Pitocin often results in tough, extremely painful labours. While I have seen some women deliver their babies with Pitocin and not have an epidural, in my experience as a birth doula this is not typical. These women tend to have unusually fast first labours or if they have had a previous baby, the result is an even faster labour. Women can typically only tolerate Pitocin for so long before they want pain relief. Again you have another medicated induction cascade, with prostaglandin gel, Pitocin, and an epidural. Again with each intervention your risk of a c-section increases.
Some women can have early interventions and still have the vaginal delivery they hope for. For others the “progress” stalls and the baby is delivered via a c-section. I don’t know why one woman can labour naturally to full dilation, and another needs surgery. But what I do know is that both stories end the same: women becoming mothers, holding their babies skin-to-skin, breastfeeding, and gazing into each other’s eyes for the first time. That is the most important outcome no matter what the journey entailed.
Increasing the chances of a natural delivery
Most women I deal with as a doula don’t want c-sections. They spend 9 months building a team that will support their desire for a vaginal birth. But sometimes during the process things change and support is needed. In any case, trying to stay calm, focusing on breath, using water to relax and relieve pain, and having labour support are all things that can increase the chances of allowing labour to progress naturally.
As a naturopathic doctor I typically discuss with pregnant women some natural ways to prepare the body to go into labour on its own, hopefully avoiding an induction. The other goal is for the body in labour to produce good contractions that again don’t necessitate medical interventions. Here are some tips to give you a better chance:
Red Raspberry Leaf Tea
From the 3rd trimester you can begin by drinking 1 cup of steeped tea daily. This herb is one of the best known and most widely used uterine tonics. The leaf contains an alkaloid called fragine, which tonifies and strengthens the uterine muscles and pelvic region. This plant is also extremely nourishing, rich in vitamins and minerals such as vitamins C & E, calcium, iron, and potassium. By tonifying the uterine muscles, the contracting uterus works more effectively, aiding in a quicker and more efficient labour.

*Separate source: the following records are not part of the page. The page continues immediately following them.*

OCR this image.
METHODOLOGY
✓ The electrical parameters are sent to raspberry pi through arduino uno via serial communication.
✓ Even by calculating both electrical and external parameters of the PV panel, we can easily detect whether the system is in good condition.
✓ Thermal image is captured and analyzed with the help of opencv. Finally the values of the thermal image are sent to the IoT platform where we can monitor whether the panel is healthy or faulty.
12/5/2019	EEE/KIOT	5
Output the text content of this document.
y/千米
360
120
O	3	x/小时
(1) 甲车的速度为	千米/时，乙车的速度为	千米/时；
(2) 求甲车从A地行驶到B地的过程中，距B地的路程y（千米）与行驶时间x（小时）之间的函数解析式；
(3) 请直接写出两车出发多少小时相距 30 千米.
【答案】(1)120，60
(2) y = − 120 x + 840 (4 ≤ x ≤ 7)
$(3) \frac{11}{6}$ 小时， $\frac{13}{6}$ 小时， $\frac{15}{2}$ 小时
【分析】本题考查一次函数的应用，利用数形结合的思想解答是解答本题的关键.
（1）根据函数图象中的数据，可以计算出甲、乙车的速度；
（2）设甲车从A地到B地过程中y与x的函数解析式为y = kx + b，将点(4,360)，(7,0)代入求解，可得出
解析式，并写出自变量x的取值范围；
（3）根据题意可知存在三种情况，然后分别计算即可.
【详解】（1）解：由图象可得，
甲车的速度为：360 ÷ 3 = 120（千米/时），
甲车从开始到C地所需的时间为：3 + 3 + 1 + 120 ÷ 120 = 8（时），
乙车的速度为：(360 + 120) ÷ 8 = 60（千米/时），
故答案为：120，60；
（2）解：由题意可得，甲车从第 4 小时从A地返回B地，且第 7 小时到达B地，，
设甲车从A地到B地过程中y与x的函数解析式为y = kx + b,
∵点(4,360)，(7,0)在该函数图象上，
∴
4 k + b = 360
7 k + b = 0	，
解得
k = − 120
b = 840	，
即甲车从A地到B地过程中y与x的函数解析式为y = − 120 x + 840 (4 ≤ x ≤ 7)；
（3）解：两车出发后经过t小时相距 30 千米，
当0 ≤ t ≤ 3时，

I am a big fan of getting women to walk when pregnant. The goal is an hour per day, which can be divided into smaller segments, especially towards the end of pregnancy when the body can be heavy, tired, and sore. One of the best things you can do in your pregnancy is to keep active. Walking is a great way to help the baby get engaged in position and apply some pressure on the cervix, helping it to soften and dilate.
Drop and Squat!
Squatting increases pressure on the cervix, helping it to thin and dilate. Periodically, throughout the day, just drop down and squat. It’s a great way to prepare the body for labour to happen on its own.
Remember that at the end of the day, no matter how your birth process unfolded, you are amazing. Rejoice in the power of the female body, your inner warrior and your new bundle of joy.